A doctor on board an Air China flight managed to save the life of a passenger suffering a seizure mid-flight using a few toothpicks and a spoon last week.
Thirty-eight-year-old Dr Tian Yu, a medic from the rheumatology department of Shanghai’s Longhua Hospital, was travelling on a domestic flight from Kashgar to Urumqi in the Xinjiang province of western China when a fellow male passenger in his thirties was found to be unconscious and foaming at the mouth, the Shanghai Daily newspaper reported.
Dr Yu appeared on the scene when he heard an in-flight announcement calling for a doctor on board. After deducing the flier was suffering from epilepsy, the doctor asked cabin crew for a spoon and a towel.
He reportedly used his fingers to remove the vomit from the patient’s mouth to prevent the passenger from choking. He then wrapped the towel around the spoon before placing it inside the man’s mouth to keep him from biting his own tongue, the Daily Mail reported.

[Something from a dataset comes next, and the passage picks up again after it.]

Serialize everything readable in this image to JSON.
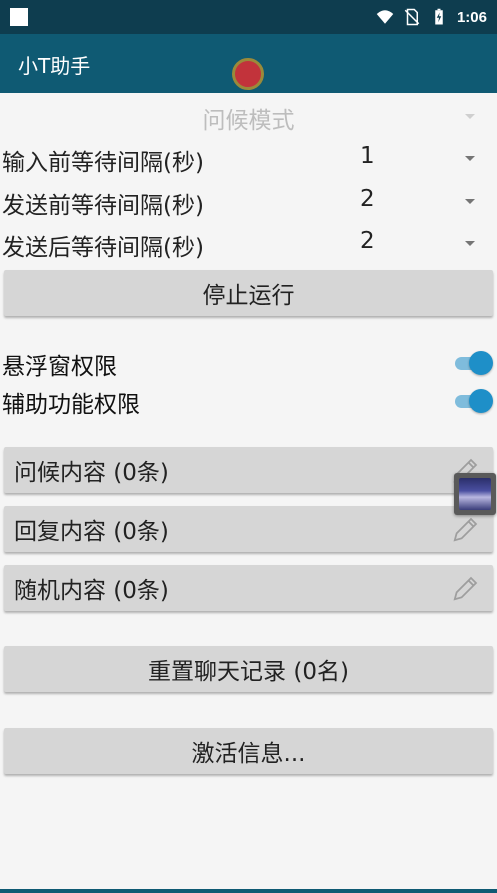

Dr Yu, who is reported to have a background in Chinese medicine and previously worked as an emergency ward doctor for seven years, used the toothpicks to apply pressure to key acupuncture points, including the baihui aperture and sishencong aperture, around the patient’s head in an attempt to “activate the brain”, according to the Asia Wire Report (AWR).
Due to plane restrictions, “There was no needle available on the plane, and toothpicks were the best replacement I could find,” the doctor told the Shanghai Daily.
The patient was reported to have regained consciousness after five minutes of being stimulated with toothpicks, and was then able to sit up and ask for water. About 20 minutes later, the patient was collected by paramedics for further treatment after the plane landed at Urumqi Diwopu International Airport.
The sick passenger was said to have suffered epileptic seizures in the past but had not been taking medication, according to the patient’s friends.
Dr Yu was reported to have advised the patient to travel with epilepsy medication on future flights to avoid similar incidents, warning that the “changes in air pressure and lack of oxygen on board are conditions that can easily induce seizures,” he told AWR.